Finite-source attributes of 39 M 3.9 to 5.5 Ridgecrest, California earthquakes
Haoran Meng
University of California, San Diego
- Date & Time
- Location
- Online-only seminar via Microsoft Teams
- Host
- Jeffrey McGuire
- Summary
Resolving earthquake rupture processes is essential for understanding earthquake physics and determining seismic hazards. However, it remains challenging to directly solve the finite-source attributes of moderate and small earthquakes; rupture processes of such events are traditionally resolved using spectral methods in the frequency domain. In this study, we apply a time-domain approach that makes minimal assumptions to estimate the second-degree seismic moments of 39 M 3.9 to 5.5 earthquakes from the 2019 Ridgecrest, California sequence.
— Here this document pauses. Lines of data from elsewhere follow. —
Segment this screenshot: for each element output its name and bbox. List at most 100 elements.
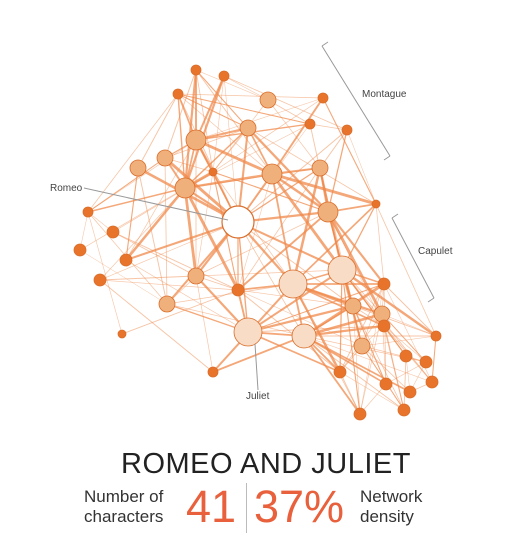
network-edge	[383, 325, 405, 411]
character-node	[430, 330, 442, 342]
network-edge	[346, 129, 377, 205]
network-edge	[87, 157, 166, 213]
character-node	[259, 91, 277, 109]
network-edge	[183, 75, 226, 189]
network-edge	[361, 345, 427, 363]
page-title: ROMEO AND JULIET	[121, 448, 411, 480]
network-edge	[359, 383, 387, 415]
network-edge	[326, 211, 384, 315]
character-node	[106, 225, 120, 239]
network-edge	[359, 313, 383, 415]
network-edge	[184, 127, 249, 189]
network-edge	[177, 93, 324, 99]
network-edge	[352, 305, 361, 415]
density-label-line2: density	[360, 507, 414, 526]
network-edge	[195, 69, 269, 101]
network-edge	[99, 221, 239, 281]
network-edge	[121, 289, 239, 335]
character-node	[185, 129, 207, 151]
network-edge	[212, 335, 305, 373]
network-edge	[303, 312, 383, 338]
network-edge	[359, 283, 385, 415]
network-edge	[125, 259, 249, 333]
juliet-node	[233, 317, 263, 347]
network-edge	[361, 345, 405, 411]
network-edge	[183, 187, 198, 277]
network-edge	[99, 187, 186, 281]
character-node	[73, 243, 87, 257]
romeo-label: Romeo	[50, 183, 83, 194]
network-edge	[292, 282, 383, 316]
network-edge	[237, 221, 249, 333]
characters-label-line2: characters	[84, 507, 164, 526]
network-edge	[352, 305, 405, 411]
character-network-graph: Montague Capulet Romeo Juliet	[50, 41, 453, 421]
character-node	[419, 355, 433, 369]
character-node	[344, 297, 362, 315]
network-edge	[303, 324, 385, 338]
network-edge	[267, 99, 321, 169]
network-edge	[223, 75, 348, 131]
network-edge	[195, 269, 343, 277]
density-value: 37%	[254, 481, 345, 532]
network-edge	[195, 97, 324, 141]
character-node	[158, 295, 176, 313]
network-edge	[291, 167, 322, 285]
network-edge	[383, 283, 437, 337]
network-edge	[195, 275, 214, 373]
character-node	[353, 337, 371, 355]
network-edge	[341, 268, 437, 338]
network-edge	[195, 69, 273, 175]
network-edge	[247, 304, 354, 334]
character-node	[327, 255, 357, 285]
network-edges	[79, 69, 437, 415]
character-node	[333, 365, 347, 379]
network-edge	[164, 127, 249, 159]
network-edge	[383, 283, 387, 385]
character-node	[218, 70, 230, 82]
network-edge	[137, 93, 179, 169]
network-edge	[375, 203, 437, 337]
network-edge	[166, 221, 239, 305]
network-edge	[99, 279, 239, 291]
network-edge	[385, 361, 427, 385]
network-edge	[125, 221, 239, 261]
montague-bracket	[321, 45, 391, 157]
network-edge	[177, 93, 311, 125]
network-edge	[271, 173, 294, 285]
character-node	[371, 199, 381, 209]
network-edge	[125, 139, 197, 261]
character-node	[207, 366, 219, 378]
character-node	[231, 283, 245, 297]
montague-label: Montague	[362, 89, 407, 100]
network-edge	[352, 305, 437, 337]
character-node	[261, 163, 283, 185]
network-edge	[339, 371, 405, 411]
stats-row: Number of characters 41 37% Network dens…	[0, 483, 532, 533]
network-edge	[164, 157, 168, 305]
character-node	[403, 385, 417, 399]
network-edge	[212, 75, 225, 173]
character-node	[317, 201, 339, 223]
network-edge	[112, 171, 214, 233]
network-edge	[99, 279, 214, 373]
character-node	[93, 273, 107, 287]
character-node	[82, 206, 94, 218]
network-edge	[303, 335, 405, 411]
network-edge	[403, 355, 407, 411]
network-edge	[327, 129, 348, 213]
character-node	[397, 403, 411, 417]
network-edge	[99, 275, 197, 281]
network-edge	[381, 313, 427, 363]
network-edge	[237, 221, 305, 337]
network-edge	[183, 187, 240, 291]
network-edge	[237, 221, 343, 271]
network-edge	[212, 127, 249, 173]
network-edge	[79, 211, 89, 251]
character-node	[117, 329, 127, 339]
network-edge	[309, 123, 348, 131]
network-edge	[303, 335, 411, 393]
density-label-line1: Network	[360, 487, 423, 506]
character-node	[187, 267, 205, 285]
characters-label-line1: Number of	[84, 487, 164, 506]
The second moments can characterize earthquake finite-source attributes, including the rupture length, width, duration, velocity, and directivity. We also quantify the finite-source model uncertainties by examining both model assumptions and data imperfections. These evaluations show that our second moments method can robustly resolve the earthquake rupture length and duration. The rupture width, velocity, and directivity ratio may suffer uncertainties when the network configuration is less optimal. The resolved finite-source attributes of the 39 earthquakes show no clear spatial patterns. Most of these earthquakes ruptured bilaterally with a median scaled rupture-speed of 69% of the local shear-wave speed. On average, the rupture length is 3.0 times the rupture width, deviating away from a circular crack. With the kinematic attributes, we compute the earthquake static stress-drop and obtained a median stress-drop estimate of 35.2 MPa with a median lower bound of 1.8 MPa assuming an elliptical crack model. We show that model assumptions can lead to up to two orders of magnitude differences in the stress-drop estimates for the same earthquakes with the same set of measurements.